Но имя на руке все-таки было. Тут уж я не соврал. Точнее, инициалы. "Она рисует на руке заветный вензель Н да Е".
Вера спросила: "Это что у тебя?"
Вот в этот момент я как раз и сказал: "Я ухожу. Больше так продолжаться не может".
Потому что к тому времени речь не шла уже ни о каком призе. То есть сначала я еще забивал себе голову всякой чепухой насчет того, что имею право, что это мой приз, что не зря ведь всю жизнь только и думал что о работе, и теперь вот "награда нашла героя" и можно рассматривать ее как вполне заслуженный, пусть и не очень ожиданный трофей. Такой, не больше, чем вымпел.
Все это настроение свистело у меня в голове, пока писалась та самая дурацкая курсовая. И еще немного после нее. Но к тому моменту, когда Вера увидела Натальин автограф на моем мужественном, но немного подрагивающем от испуга запястье, весь этот свист уже по большому счету улегся. И мысли о том, что я в любой момент могу это прекратить, тоже как-то перестали радовать своим посещением. Потому что я уже не мог.
В самом начале, пока смотрел, как Наталья грызет свою авторучку, делая вид, что слушает мои замечания по этой якобы курсовой, еще успокаивал себя, что все это так - одна только игра воображения, но, когда сам начал замечать за собой тенденцию к покусыванию карандашей, стало уже не до шуток. Ни в какой микроскоп теперь не сумел бы разглядеть ту черту, которую один раз перескочил, - назад уже не вернешься. Потому что у сердца такие же правила, как у шахмат. Сделал ход - перехаживать нельзя. Даже и не надейся.
- Мне она тоже писала на руке, - сказал Николай, открывая передо мной дверь и пропуская в темную прихожую. - Но я сразу стер. В спортзале было бы слишком заметно. Короткие рукава. Да и вообще детский сад. Я ей сказал: я таких вещей не люблю.
Значит, она просто нас помечала. Клеймила принадлежащий ей скот. Крупный, рогатый, довольный своей участью и полупрозрачной футболкой хозяйки, обтягивающей ее красивую грудь. Совсем не такую, как у наших усталых ровесниц.

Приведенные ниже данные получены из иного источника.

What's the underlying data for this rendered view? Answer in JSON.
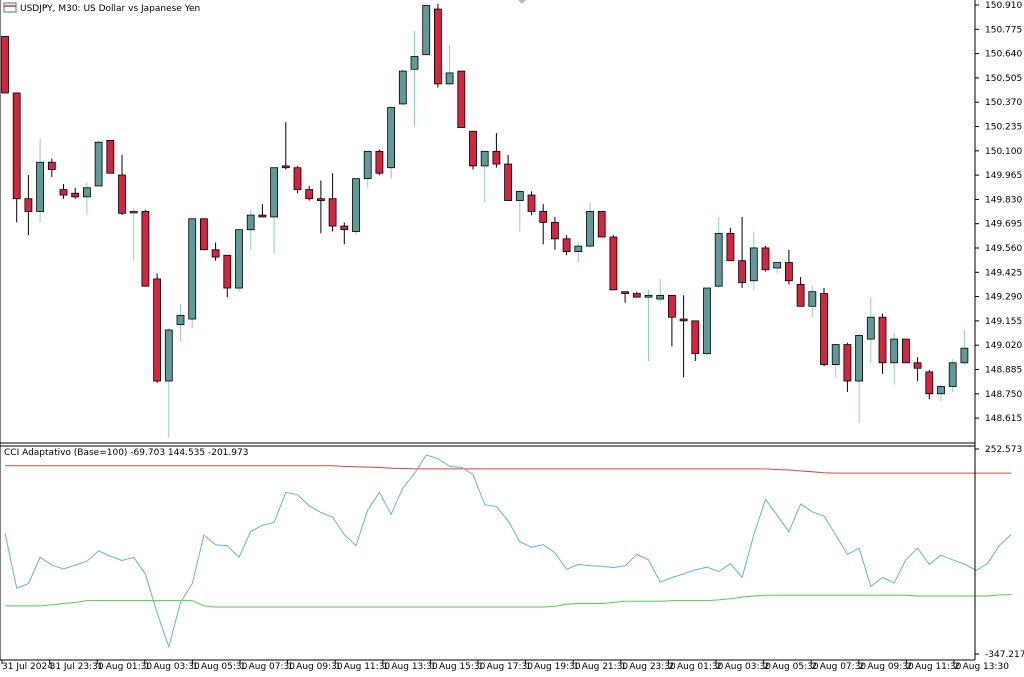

Очаровательная пастушка и ее видавший виды табун. Или отара. Тонкости терминологии пока еще от меня ускользали. Значит, было, над чем работать.
- Давай, проходи, - сказал он. - Чего встал? Вешай свой плащик вон там. Не бойся, не пропадет.
- А что это за квартира?
- Я здесь людей пытаю. Застенки НКВД.
- Понятно.
- Я пошутил.
- Да, да, я понимаю. Очень смешно.
Квартира была обставлена всей необходимой мебелью, но мне с первого взгляда стало понятно, что здесь никто не живет. Я попал в конспиративный мир засекреченных явок, паролей и адресов. Кресло, на которое меня усадил Николай, всем своим видом вопило о том, что оно напичкано микрофонами, камерами, датчиками и еще неизвестно чем. Были ли в нем обычные пружины вот в чем я сомневался.
- Ты чего сидишь с таким лицом? - сказал Николай, выглядывая из кухни с открытой уже бутылкой водки в руке.
- С каким?
- С серьезным. Давай, иди сюда. Поможешь колбасу мне порезать. Важное дело, профессор. Это тебе не диссертации про литературу писать и по аллеям носиться. Закуска!
Он поднял указательный палец к потолку и снова исчез на кухне.
- Ну ты идешь? - крикнул он оттуда через минуту. - Надо принять по пятьдесят... Граммульку, профессор, не больше...
Через полчаса я был в общих чертах пьян. Николай, как опытный профессионал, не преминул этим воспользоваться.
- Ну давай, расскажи мне чего-нибудь про евреев... Били тебя одноклассники в детстве?.. Нет, подожди, я сейчас кварцевую лампу сюда принесу.
- Кварцевую лампу? - сказал я, но он уже вышел из кухни. - Зачем нам кварцевая лампа?
- Пока бегали по всей Москве за этим норвежцем, - объяснил он через минуту, - простудились всем отделом. Слышишь, какой у меня голос? Совсем другой. Гундит, как француз.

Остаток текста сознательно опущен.